Ternate, beritadetik.id – Soal pengukuran lahan milik warga Desa Wadas, Kecamatan Bener, Kabupaten Purworejo, Jawa Tengah, pada hari selasa, 8 Februari 2022 kemarin yang akan di persiapkan sebagai wilayah ekplorasi tambang batu andesit itu, nyaris berujung penangkapan dan intimidasi dari ratusan polisi terhadap warga setempat saat polisi terjun ke desa setempat lakukan swiping untuk mengawal proses pengukuran yang sedang berjalan
“Seperti video dan berita yang ramai tersebar di media sosial, bahwa diketahui, Warga Wadas menolak tambang batu andesit yang nantinya akan beroperasi di desa setempat. Saat pengukuran, ratusan polisi yang menggunakan puluhan mobil dan ada juga yang jalan kaki lengkap dengan senjata itu langsung lakukan swiping dalam rangka mengawal proses pengukuran lahan, namun hal itu berujung intimidasi dan penangkapan warga setempat, “ujar Ali Akbar
Wakil Sekretaris Jenderal Exco Partai Buruh Cabang Maluku Utara, Ali Akbar Muhammad dalam rilis resminya yang diterima beritadetik.id pada Rabu, (9/2/22) menjelaskan, bahwa perampasan ruang hidup hingga berujung penggusuran tanah sudah terjadi dimana-mana. Masalah yang lebih konkrit di depan mata saat ini seperti di desa Wadas, hal serupa terjadi, bahwa hanya untuk mengakumulasi modal kapitalisme saja negara mengarahkan polisi untuk menangkap warga yang mempertahankan tanah untuk keberlangsungan hidup
“Desa Wadas adalah bukti bahwa rezim Jokowi beserta partai-partai politik borjuis-oligarki yang menganut ideologi kapitalisme itulah sehingga dengan demikian jelas atas paham tersebut rakyat akan selalu menjadi korban di atas kepentingan mereka. Lebih-lebih kaum buruh dan tani yang sasaranya adalah korban investasi, “bebernya.

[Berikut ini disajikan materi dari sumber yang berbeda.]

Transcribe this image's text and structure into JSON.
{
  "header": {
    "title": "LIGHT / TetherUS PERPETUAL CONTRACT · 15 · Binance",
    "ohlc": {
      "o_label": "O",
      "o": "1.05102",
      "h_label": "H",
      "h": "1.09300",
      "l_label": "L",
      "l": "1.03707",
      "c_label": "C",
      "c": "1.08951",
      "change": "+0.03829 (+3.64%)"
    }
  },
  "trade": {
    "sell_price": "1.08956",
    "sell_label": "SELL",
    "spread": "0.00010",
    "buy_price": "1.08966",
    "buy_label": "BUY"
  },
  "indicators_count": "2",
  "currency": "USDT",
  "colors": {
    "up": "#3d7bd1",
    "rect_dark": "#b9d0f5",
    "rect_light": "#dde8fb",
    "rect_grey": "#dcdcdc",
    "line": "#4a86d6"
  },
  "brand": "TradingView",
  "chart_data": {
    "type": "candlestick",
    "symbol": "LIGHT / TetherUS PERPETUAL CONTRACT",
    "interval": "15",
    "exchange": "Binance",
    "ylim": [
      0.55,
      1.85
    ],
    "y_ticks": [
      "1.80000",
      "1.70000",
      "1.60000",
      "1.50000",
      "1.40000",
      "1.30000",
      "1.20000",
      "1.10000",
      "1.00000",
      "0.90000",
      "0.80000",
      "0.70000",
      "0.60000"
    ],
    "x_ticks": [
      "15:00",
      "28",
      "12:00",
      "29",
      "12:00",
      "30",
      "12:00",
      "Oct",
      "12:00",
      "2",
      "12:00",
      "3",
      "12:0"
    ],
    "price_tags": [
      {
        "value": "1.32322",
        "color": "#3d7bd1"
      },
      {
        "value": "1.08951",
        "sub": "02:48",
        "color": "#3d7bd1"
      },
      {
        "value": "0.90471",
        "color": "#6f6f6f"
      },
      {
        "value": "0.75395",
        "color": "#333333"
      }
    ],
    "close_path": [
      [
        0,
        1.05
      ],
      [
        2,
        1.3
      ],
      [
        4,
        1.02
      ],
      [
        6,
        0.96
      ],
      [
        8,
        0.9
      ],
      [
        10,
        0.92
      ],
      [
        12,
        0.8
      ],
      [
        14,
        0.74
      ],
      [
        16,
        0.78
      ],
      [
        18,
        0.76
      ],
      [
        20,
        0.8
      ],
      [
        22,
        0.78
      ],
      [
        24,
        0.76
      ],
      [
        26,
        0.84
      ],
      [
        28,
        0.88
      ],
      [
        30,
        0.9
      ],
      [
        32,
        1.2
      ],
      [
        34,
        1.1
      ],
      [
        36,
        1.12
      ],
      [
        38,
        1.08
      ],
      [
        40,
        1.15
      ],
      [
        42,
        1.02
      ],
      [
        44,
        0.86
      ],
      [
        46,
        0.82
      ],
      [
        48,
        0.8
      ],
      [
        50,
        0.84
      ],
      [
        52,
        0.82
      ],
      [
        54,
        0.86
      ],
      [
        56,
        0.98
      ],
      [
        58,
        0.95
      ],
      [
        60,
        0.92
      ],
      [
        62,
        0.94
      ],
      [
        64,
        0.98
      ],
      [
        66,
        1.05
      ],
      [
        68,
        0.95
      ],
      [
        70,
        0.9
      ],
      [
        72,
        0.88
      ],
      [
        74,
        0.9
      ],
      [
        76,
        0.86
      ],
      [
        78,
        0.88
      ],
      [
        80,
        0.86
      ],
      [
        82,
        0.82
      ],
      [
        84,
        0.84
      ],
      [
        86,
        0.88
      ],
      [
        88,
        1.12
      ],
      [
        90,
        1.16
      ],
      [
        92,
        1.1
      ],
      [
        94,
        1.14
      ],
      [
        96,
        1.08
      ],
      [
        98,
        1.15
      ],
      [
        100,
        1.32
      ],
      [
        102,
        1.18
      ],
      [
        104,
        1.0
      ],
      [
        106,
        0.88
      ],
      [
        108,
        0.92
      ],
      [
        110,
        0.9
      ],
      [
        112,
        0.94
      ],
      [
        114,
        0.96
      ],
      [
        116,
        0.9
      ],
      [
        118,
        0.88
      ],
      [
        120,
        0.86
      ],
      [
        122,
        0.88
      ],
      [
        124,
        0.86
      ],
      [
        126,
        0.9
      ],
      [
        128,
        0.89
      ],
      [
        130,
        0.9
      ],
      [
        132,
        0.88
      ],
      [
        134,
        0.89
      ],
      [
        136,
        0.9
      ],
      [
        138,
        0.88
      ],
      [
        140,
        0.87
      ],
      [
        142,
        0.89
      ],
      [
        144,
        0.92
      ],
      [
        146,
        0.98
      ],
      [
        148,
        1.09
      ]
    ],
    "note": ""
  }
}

Atas masalah itu, lanjut Ali, apakah kaum buruh dan tani tidak bisa berkuasa? sementara sejarah telah membuktikan bahwa kekuasaan buruh dan tani berhasil dibentuk pada saat revolusi sosialis di Uni Soviet lewat pelajaran sejarah Komune Paris
“Sebagai anggota sekaligus Wakil Sekretaris Partai Buruh Exco Maluku Utara. Saya Ali Akbar Muhammad mendukung perjuangan warga Wadas. Menyerukan kepada Exco Nasional Partai Buruh untuk ikut terlibat dalam solidaritas melawan penggusuran tanah dan teror negara terhadap warga Desa Wadas sekaligus penggusuran tanah di Indonesia maupun di belahan dunia lainnya, “tegas Ali. (awn/red).